Today’s QSA tip has the potential to save you a lot of time, effort, and cost associated with getting your organization into compliance with the PCI Data Security Standard (DSS). Triaxiom Security is a PCI QSA certified company who performs audits on a myriad of organizations trying to meet PCI standards. From large organizations who accept credit cards in several different ways, to mom-and-pop shops who only accept card-present transactions, we have seen it. Our main goal when working with an organization is to partner with them to help them achieve compliance as efficiently as possible. In many cases, we utilize a surprisingly little-known FAQ published by the PCI Council that may have a tremendous impact on your ability to meet the requirements.

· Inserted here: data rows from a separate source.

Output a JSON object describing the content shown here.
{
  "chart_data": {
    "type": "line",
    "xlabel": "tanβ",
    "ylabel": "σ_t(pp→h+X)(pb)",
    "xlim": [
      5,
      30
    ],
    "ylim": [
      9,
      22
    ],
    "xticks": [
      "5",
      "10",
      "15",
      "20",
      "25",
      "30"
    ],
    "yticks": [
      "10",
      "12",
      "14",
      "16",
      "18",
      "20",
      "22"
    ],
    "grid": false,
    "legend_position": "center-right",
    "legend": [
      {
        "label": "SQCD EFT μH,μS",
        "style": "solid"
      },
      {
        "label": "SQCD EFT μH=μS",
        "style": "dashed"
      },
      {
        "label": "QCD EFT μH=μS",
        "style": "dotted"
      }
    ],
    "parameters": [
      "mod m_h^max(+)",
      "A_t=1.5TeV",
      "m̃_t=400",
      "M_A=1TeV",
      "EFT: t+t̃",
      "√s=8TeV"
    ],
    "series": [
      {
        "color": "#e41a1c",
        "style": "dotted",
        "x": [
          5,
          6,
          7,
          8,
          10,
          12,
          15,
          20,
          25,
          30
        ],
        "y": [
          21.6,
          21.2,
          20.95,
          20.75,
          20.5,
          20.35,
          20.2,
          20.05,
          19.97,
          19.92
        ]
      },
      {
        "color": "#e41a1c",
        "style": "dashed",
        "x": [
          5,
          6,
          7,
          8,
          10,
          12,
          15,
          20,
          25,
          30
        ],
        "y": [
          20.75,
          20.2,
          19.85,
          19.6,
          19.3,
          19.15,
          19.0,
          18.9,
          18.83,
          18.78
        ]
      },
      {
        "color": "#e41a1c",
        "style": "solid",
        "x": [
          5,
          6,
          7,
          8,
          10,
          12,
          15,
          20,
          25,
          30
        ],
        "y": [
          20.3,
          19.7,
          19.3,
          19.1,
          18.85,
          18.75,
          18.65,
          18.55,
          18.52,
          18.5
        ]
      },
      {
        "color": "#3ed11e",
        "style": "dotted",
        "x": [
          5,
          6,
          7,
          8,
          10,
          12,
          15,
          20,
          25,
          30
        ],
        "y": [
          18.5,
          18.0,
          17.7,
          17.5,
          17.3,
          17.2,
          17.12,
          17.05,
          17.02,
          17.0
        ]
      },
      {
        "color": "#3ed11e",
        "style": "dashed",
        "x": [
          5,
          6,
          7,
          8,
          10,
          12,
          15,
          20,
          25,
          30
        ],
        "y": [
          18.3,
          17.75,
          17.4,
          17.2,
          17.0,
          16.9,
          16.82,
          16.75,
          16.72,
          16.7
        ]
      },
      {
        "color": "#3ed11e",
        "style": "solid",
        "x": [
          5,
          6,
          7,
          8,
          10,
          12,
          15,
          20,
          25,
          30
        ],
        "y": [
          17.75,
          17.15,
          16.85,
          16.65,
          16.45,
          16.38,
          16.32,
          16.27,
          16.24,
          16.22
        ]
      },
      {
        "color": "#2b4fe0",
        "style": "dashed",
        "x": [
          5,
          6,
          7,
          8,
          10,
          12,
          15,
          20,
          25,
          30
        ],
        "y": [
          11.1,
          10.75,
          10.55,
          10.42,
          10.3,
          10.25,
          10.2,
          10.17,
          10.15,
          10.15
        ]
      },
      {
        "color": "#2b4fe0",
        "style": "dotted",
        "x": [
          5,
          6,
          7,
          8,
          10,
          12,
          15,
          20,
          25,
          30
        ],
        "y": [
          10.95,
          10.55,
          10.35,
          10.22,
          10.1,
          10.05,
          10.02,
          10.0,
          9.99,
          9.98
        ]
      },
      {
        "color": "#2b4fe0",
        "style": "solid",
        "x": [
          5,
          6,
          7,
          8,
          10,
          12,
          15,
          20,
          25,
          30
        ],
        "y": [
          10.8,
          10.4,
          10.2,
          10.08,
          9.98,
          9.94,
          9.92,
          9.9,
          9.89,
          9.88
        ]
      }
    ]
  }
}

PCI FAQ 1331 states that “entities with environments that fully meet all the eligibility criteria defined in a particular Self Assessment Questionnaire (SAQ) may use that SAQ as a reference to identify the applicable PCI DSS requirements for that environment.” This is huge. For example, if you are a retailer who only accepts card payments via point of sale terminals that are connected to phone jacks (SAQ B), you can use SAQ B as a guide to determine which requirements are applicable even if you have to do a full-blown QSA onsite evaluation. This is not immediately evident, as the Report on Compliance (RoC) that a QSA has to fill out has every requirement listed, similar to a SAQ D. In fact, we’ve run into several situations where organizations were audited by other QSAs not familiar with this guidance and, as such, were being forced to meet every requirement.
This FAQ has the potential to make life a lot easier for a lot of organizations. As long as you can meet the requirements for a particular SAQ, you can effectively cut every requirement that is not addressed in that SAQ. Some of these requirements, for example penetration testing in requirement 11.3, have significant costs associated with them. Therefore, if this FAQ is applicable to your organization, it could potentially save you thousands of dollars, not to mention the headache and confusion associated with meeting controls that are not particularly applicable.
This FAQ can also help service providers when filling out their SAQ D – Service Provider. If you are a service provider who meets the requirements of another SAQ (e.g. if you handle billing using phone payments that you type into a virtual terminal, meeting SAQ C-VT) then you can use that to tailor down the requirements in your SAQ D – Service provider.
As always, it is important that you consult with your acquiring bank or the payment brand directly to confirm your approach. They are the ones ultimately accepting the risk and the only ones authorized to approve your approach and any variations made from the published reporting standard. However, if approved, this could make your life significantly easier.